Un photographe représentant l'Arménie a pour la première fois gagné un prix au prestigieux concours international de photojournalisme. La photo Soldat endormi de Vaghinak Ghazaryan figurait parmi les trois lauréats de la catégorie « Enjeux contemporains / Une photo », sur environ 5000 photos.
Par Lusine Gharibyan (Mediamax)
La distribution des photos gagnantes des trois premières places aura lieu le 15 avril lors de la cérémonie de remise des prix, qui se déroulera en ligne en raison de l'épidémie. Parmi les lauréats figure également la série Paradis perdu de Valery Melnikov, représentant la Russie, toujours sur le thème de la guerre d'Artsakh.
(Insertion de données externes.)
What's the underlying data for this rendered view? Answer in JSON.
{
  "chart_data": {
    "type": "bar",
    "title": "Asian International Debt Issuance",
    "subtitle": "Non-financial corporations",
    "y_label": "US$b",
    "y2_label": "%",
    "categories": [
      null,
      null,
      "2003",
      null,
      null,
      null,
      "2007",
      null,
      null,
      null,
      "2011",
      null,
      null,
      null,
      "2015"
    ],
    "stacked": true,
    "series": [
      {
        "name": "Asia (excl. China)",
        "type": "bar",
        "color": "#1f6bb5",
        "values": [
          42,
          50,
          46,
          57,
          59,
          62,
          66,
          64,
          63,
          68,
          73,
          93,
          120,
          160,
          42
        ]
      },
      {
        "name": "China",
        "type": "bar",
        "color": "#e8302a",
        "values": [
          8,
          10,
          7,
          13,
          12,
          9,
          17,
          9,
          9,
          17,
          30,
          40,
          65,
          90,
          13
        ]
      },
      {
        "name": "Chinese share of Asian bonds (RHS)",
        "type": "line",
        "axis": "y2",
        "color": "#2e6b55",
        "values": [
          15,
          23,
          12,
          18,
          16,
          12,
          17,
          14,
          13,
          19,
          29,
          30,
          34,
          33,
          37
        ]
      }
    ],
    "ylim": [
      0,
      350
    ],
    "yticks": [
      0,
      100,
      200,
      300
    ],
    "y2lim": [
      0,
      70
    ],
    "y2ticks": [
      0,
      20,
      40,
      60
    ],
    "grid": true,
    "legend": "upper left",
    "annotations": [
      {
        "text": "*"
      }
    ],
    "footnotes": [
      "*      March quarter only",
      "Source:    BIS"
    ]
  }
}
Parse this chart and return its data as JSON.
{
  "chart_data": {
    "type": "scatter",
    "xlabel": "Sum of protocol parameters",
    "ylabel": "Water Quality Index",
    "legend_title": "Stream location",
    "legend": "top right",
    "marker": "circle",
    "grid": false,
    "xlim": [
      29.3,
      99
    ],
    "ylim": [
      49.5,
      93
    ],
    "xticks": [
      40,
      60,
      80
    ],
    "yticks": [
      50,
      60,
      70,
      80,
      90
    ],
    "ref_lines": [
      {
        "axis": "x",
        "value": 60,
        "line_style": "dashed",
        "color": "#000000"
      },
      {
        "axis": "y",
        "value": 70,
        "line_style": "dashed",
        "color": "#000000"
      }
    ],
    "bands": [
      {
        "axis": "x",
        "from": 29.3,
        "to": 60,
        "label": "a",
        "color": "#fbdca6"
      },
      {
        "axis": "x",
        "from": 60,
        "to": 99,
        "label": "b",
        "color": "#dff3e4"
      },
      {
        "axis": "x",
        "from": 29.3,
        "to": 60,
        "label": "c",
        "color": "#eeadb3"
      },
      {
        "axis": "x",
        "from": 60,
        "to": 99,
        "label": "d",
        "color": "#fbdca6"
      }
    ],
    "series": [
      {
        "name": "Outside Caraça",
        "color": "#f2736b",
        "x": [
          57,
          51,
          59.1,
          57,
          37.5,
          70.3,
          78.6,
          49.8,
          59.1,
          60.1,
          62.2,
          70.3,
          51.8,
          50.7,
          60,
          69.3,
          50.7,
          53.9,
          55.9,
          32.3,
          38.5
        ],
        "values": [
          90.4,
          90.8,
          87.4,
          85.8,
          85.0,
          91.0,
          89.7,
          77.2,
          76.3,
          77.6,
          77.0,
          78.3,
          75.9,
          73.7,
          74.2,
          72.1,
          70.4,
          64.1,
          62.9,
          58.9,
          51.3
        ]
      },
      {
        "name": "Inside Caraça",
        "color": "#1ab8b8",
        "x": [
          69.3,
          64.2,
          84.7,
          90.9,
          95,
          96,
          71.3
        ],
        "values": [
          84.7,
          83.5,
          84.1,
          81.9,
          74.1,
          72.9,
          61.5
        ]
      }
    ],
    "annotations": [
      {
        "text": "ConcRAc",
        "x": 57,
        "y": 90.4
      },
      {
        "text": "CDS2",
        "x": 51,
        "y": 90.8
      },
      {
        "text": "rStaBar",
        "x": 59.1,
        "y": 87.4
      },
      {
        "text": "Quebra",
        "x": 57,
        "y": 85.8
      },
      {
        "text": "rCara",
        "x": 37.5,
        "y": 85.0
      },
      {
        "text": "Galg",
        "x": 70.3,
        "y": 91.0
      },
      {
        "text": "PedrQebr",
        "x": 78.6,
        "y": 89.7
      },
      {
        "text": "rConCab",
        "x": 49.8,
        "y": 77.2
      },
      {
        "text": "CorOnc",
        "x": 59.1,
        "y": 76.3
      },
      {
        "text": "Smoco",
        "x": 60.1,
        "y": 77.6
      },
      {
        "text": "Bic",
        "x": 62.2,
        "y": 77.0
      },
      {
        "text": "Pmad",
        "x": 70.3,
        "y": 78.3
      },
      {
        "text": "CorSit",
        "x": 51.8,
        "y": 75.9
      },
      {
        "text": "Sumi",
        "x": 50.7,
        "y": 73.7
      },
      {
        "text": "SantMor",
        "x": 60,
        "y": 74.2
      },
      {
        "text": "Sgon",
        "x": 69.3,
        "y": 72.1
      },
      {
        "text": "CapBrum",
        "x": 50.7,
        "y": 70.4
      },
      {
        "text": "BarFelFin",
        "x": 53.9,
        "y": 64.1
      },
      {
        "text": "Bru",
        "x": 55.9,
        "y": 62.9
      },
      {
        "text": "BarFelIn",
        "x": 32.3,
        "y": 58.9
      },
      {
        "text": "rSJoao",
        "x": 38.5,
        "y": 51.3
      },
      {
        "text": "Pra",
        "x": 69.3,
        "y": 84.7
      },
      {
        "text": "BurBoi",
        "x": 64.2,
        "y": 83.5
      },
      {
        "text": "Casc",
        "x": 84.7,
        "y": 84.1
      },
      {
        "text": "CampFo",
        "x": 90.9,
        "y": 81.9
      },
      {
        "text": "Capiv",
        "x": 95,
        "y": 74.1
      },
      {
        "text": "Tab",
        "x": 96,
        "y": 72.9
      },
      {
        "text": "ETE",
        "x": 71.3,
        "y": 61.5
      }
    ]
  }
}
Le photographe documentaire Vaghinak Ghazaryan est un photographe indépendant. Pendant et après la guerre, il a voyagé en Artsakh et à Syunik, capturant le visage de la guerre. « Soldat endormi » est la première photographie soumise par Vaghinak à ce prestigieux concours.
Nous vous invitons à lire l’entretien de Mediamax avec Vaghinak Ghazaryan.
« C'était un moment intuitif, un moment que j'ai ressenti et que j'ai filmé »
Il y avait des positions de Nerkin-Khndzoresk à Kashatagh, d'où ils surveillaient les mouvements de l'Azerbaïdjan afin qu'il n'y ait pas d'attaque sur Syunik. Il a été difficile d'obtenir la permission de prendre des photos. Un des commandants a dit : « Allons voir les positions ». J'ai laissé mon appareil photo dans la voiture et je prenais des photos sur mon téléphone. Ce n'était pas un problème, ils prenaient des photos sur le téléphone aussi. L'appareil est un peu grand, il attire l'attention, avec le téléphone vous ne serez pas remarqué.
Nous nous déplacions de position en position. J'ai marché devant. Alors que je traversais la tranchée, j'ai vu l’image d'un soldat endormi et je me suis immédiatement figé. J'ai dit à ceux qui me suivaient de s'arrêter pour que le soldat ne se réveille pas brusquement, et j'ai réussi à prendre une photo. Il était sensible, il s'est éveillé avec nos voix et nos chuchotements. Je n'ai pas eu l'occasion de prendre une deuxième photo. Comme je l'ai vu à la première seconde, c'est comme ça que je l'ai tracé. C'était un moment intuitif, un moment que j'ai ressenti et filmé.
Le soldat s'est réveillé, on a échangé quelques mots, on a avancé. Je ne me souviens même pas si je lui ai montré la photo ou non, car il y avait tellement de choses à faire à ce moment-là. Je ne me souviens pas de son visage, je me rappelle seulement qu'il n'était pas un conscrit de 18-19 ans. J'ai ensuite sorti mon appareil photo et pris des portraits à la demande des soldats pour leur envoyer. Peut-être que ce garçon sera présent dans d'autres photos, je ne me souviens pas.
« Nous étions pareils, forts mais endormis »
Maintenant, je regarde cette photo et il me semble que c'est un symbole de notre Arménie belliqueuse. Il est fort, puissant, large d'épaules, mais il dort et se repose. Pour moi, c'est un symbole de notre Arménie vaincue, pas de soldat dans le sens où nous n'étions pas préparés à la guerre. La photo n'a rien à voir, le soldat dort pour lui-même, mais quand on la dépouille de ses spécificités, on la porte à un autre niveau et on jette un regard en arrière, comme si notre défaite était là aussi, dans cet instant.
Cette photo est très controversée pour moi. Pendant la guerre j’en avais une perception positive. Et maintenant je regarde en arrière et je réalise que nous étions pareils, endormis en toute confiance. Forts, mais endormis. Je considère que c'est ma défaite personnelle.
« La guerre est une grande contradiction »
La guerre est une grande contradiction. Partout où j'étais et où j'interagissais avec des soldats, des gens, ils étaient de bonne humeur, il y avait de la douleur, mais je n'ai pas remarqué de dépression du tout. C'est plus difficile maintenant.
Lorsque vous êtes dans le processus, vous ne percevez pas beaucoup de choses avec autant d'acuité qu'après la fin. La guerre était cette contradiction de la situation réelle : les pertes, les blessés, la tragédie, la vie quotidienne et l'esprit du peuple. C'est comme s'ils avaient toujours vécu dans cette guerre, c'était leur réalité. C'était plus dur après la guerre quand ils sont partis et ont brûlé les maisons. Les gens étaient déjà brisés.
Mais je crois que nous surmonterons cette épreuve avec victoire, même si ce n'est pas pour tout de suite.